Current events |

Current events

Aspen Times writer
Rock singer and guitarist Ben Harper and his band the Innocent Criminals play a two-night stand at the Belly Up. (Michael Halsband)

Thirty-six-year-old Ben Harper has exhibited multiple personalities over the course of his popular music career, from acoustic folkie to electric funkie. His new double-CD “Both Sides of the Gun,” reflects many of Harper’s various influences, from folk to soul to gospel music, and it was recorded predominantly live in the studio. As Harper put it, “one or two takes and then get out of the way.” All of which bodes well for Harper’s sold-out Sunday and Monday appearances at Belly Up, with his band the Innocent Criminals. Expect everything from raw, full-band rock ‘n’ roll to quiet, spiritually tinged tunes.

The difference between feature films and cinematic shorts is not unlike entrees versus appetizers or tapas. There is no less variety, skill or depth, only a different style of preparation and consumption. Aspen Shortsfest provides a rich annual glimpse at some of the very finest in short filmmaking, from potent documentaries to lively animation to short-form filmic storytelling. The April 5-9 program includes events in both Carbondale and Aspen, and a host of special events, from a local filmmakers showcase to conversations with individual directors.

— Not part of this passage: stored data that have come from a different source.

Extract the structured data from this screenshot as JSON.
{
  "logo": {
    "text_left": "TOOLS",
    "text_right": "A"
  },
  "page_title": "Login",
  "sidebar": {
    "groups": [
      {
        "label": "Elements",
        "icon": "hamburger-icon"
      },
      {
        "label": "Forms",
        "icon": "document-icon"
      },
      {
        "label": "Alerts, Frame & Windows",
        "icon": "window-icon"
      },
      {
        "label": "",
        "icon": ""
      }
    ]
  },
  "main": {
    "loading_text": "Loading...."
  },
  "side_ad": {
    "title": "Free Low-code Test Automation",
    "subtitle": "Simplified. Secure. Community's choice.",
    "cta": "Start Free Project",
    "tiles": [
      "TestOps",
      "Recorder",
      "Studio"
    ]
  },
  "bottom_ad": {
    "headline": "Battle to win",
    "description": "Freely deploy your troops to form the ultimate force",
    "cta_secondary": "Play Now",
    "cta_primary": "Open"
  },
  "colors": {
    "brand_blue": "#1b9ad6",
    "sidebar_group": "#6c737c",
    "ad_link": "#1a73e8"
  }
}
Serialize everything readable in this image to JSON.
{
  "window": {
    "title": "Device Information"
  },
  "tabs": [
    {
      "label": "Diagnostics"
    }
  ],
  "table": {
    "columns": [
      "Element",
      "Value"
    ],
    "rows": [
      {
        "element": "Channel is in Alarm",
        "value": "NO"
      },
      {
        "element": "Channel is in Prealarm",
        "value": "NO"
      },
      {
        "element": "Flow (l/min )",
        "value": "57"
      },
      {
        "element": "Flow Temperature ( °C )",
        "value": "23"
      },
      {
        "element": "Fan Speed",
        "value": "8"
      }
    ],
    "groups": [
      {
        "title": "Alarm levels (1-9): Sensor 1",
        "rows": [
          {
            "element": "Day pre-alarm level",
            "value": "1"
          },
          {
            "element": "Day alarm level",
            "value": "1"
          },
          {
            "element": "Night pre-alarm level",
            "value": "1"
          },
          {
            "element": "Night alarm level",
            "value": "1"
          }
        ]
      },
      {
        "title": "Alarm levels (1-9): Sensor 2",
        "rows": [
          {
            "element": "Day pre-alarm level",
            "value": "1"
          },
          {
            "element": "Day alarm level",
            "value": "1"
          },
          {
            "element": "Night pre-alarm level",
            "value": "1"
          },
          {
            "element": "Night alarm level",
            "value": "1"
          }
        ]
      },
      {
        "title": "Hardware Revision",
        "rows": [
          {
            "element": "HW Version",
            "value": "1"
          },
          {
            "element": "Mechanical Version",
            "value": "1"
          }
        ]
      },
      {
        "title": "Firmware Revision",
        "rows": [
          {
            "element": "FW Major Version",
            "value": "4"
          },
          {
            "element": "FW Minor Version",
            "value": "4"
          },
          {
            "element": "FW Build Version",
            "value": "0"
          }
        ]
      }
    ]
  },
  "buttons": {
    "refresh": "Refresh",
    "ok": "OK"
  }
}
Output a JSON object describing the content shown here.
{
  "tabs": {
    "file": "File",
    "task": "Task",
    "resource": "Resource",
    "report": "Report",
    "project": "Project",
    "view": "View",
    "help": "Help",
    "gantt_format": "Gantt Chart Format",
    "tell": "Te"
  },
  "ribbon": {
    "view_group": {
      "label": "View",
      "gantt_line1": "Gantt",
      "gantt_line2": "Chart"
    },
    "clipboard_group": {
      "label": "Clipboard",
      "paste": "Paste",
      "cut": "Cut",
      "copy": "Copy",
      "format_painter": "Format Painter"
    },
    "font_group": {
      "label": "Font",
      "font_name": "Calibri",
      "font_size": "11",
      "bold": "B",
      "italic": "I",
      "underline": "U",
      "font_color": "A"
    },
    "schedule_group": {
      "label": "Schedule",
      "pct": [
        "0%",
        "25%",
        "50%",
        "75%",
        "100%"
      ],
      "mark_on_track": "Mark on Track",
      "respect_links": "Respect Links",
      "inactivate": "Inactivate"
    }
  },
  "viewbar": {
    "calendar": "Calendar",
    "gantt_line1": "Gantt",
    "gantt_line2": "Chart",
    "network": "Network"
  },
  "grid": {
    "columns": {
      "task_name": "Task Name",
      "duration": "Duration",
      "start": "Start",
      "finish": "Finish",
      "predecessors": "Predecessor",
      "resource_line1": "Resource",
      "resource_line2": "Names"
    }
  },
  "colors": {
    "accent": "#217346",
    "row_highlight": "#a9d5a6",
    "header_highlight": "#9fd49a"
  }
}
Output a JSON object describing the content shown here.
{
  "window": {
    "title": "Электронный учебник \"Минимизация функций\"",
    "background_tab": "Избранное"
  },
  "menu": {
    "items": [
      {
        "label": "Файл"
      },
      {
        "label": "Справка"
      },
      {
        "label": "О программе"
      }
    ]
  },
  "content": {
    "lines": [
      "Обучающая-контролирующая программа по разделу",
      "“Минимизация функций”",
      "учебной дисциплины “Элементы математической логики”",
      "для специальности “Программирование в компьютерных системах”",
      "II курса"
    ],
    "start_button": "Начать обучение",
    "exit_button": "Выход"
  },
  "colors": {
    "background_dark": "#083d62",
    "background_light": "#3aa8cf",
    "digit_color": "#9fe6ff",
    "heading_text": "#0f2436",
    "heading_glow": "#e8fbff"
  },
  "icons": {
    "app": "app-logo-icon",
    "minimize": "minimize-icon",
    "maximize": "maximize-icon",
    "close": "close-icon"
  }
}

One of the best parties every year, at least for those who spend more time skiing than socializing on Red Mountain, is the closing bash at Aspen Highlands. And it should be an especially raucous occasion this year, with a base depth of nearly 100 inches and 100 percent of the mountain’s famed terrain open. When you’ve skied your legs to a soft putty, head for Iguana’s at 2 p.m., where deejay Dylan will play tunes on the outdoor deck. Soul Feel will perform inside beginning at 3 p.m. The festivities should continue well beyond the chairlift closure, until around 7 p.m. Since parking will fill quickly, the Aspen Skiing Co. recommends skiers and riders take the free shuttles.